Родители находились под стражей. Отдел отца, который в нормальных условиях отвечал бы за переезд, теперь только отдавал приказы. Компаний по перевозке вещей не существовало, так что лишь благодаря помощи друзей мы не остались без кровати. И все же мы взяли с собой только самую необходимую мебель и оставили, например, тяжелые книжные шкафы отца; мы не могли их поднять, а тем более провезти на тележке через несколько лестничных пролетов.

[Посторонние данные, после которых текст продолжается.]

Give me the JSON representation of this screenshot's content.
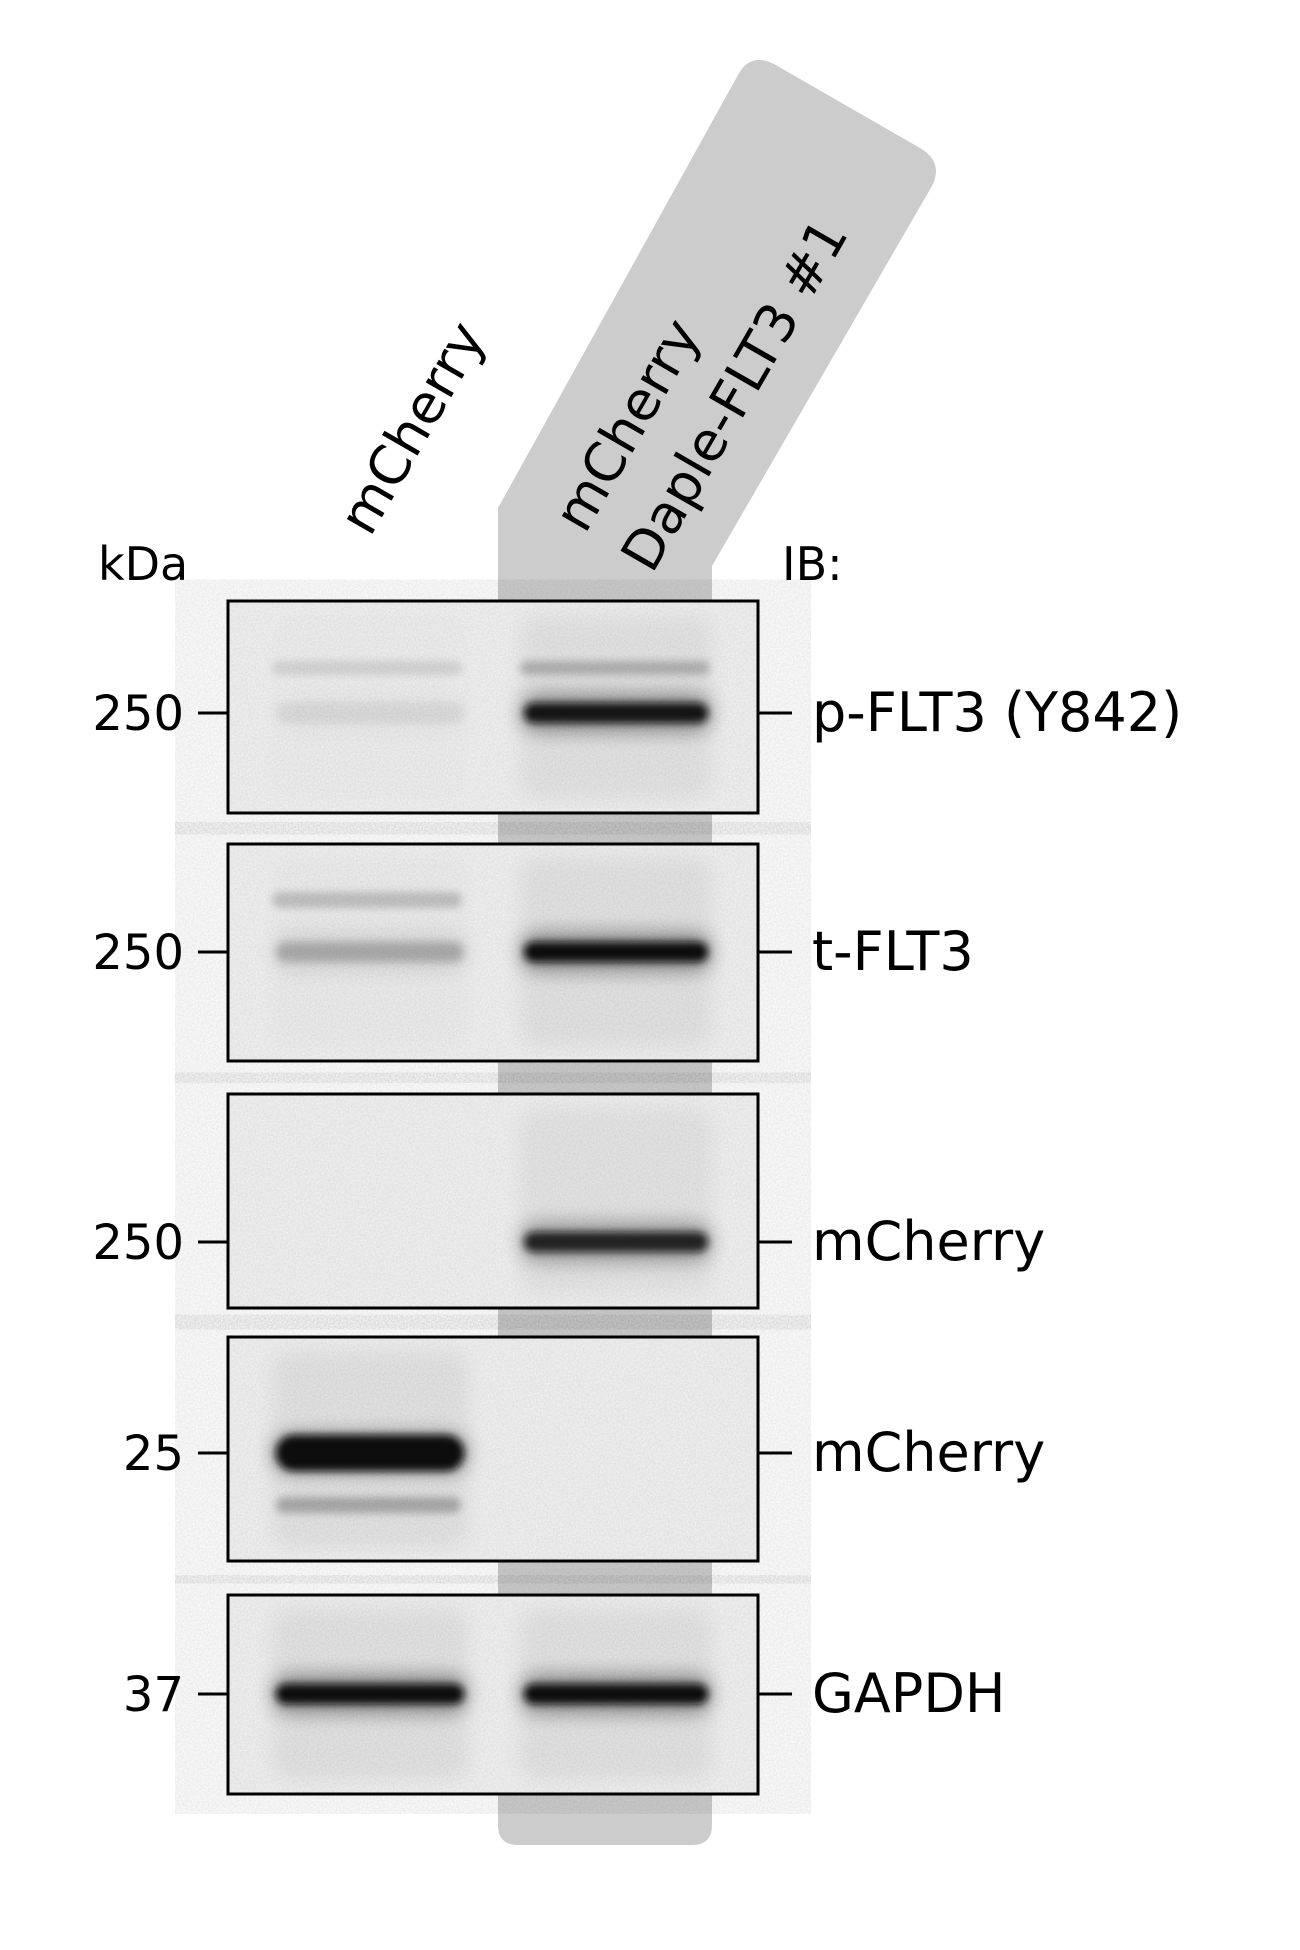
{
  "lanes": [
    {
      "label_lines": [
        "mCherry"
      ],
      "highlighted": false
    },
    {
      "label_lines": [
        "mCherry",
        "Daple-FLT3 #1"
      ],
      "highlighted": true
    }
  ],
  "headers": {
    "left": "kDa",
    "right": "IB:"
  },
  "panels": [
    {
      "marker": "250",
      "antibody": "p-FLT3 (Y842)",
      "band_intensity": [
        0.06,
        0.95
      ]
    },
    {
      "marker": "250",
      "antibody": "t-FLT3",
      "band_intensity": [
        0.22,
        1.0
      ]
    },
    {
      "marker": "250",
      "antibody": "mCherry",
      "band_intensity": [
        0.0,
        0.85
      ]
    },
    {
      "marker": "25",
      "antibody": "mCherry",
      "band_intensity": [
        1.0,
        0.0
      ]
    },
    {
      "marker": "37",
      "antibody": "GAPDH",
      "band_intensity": [
        1.0,
        1.0
      ]
    }
  ],
  "colors": {
    "highlight": "#cccccc",
    "band": "#111111",
    "frame": "#000000",
    "text": "#000000"
  }
}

Теперь мы жили в квартире, уже занятой семейством другого «попутчика», которому приказали освободить половину площади. Квартиры уплотняли во всем нашем блоке, чтобы использовать верхние этажи под командные пункты. Мы с сестрой жили в одной комнате. Окно, выходящее на запущенный сад позади дома, мы всегда держали на задвижке, потому что стоило его открыть, как из засоренной канализации в комнату поднималась вонь. Ночью мы слышали из — за стены, ограждавшей территорию, приказы сдаться и беспорядочную стрельбу. Однажды меня разбудил звон стекла: в окно влетела пуля. Она застряла в противоположной стене. Как ни странно, я не испугалась. После всех пережитых ужасов пули на меня не действовали.
Чтобы занять себя, я принялась сочинять стихи в классическом стиле. Первое удовлетворившее меня стихотворение написалось к моему шестнадцатилетию, 25 марта 1968 года. День рождения не праздновали. И отец и мать находились в заключении. Той ночью я лежала в кровати и слушала выстрелы и доносящиеся из рупоров проклятия, от которых кровь застывала в жилах; во мне происходил переворот. Мне всегда говорили, а я верила, что я живу в раю на земле — в социалистическом Китае, не в капиталистической преисподней. Теперь я спрашивала себя: если это рай, то каков же ад? Я не против была бы посмотреть на место, где страдают еще больше. Впервые я испытала осознанную ненависть к режиму и страстно захотела узнать, какова же альтернатива.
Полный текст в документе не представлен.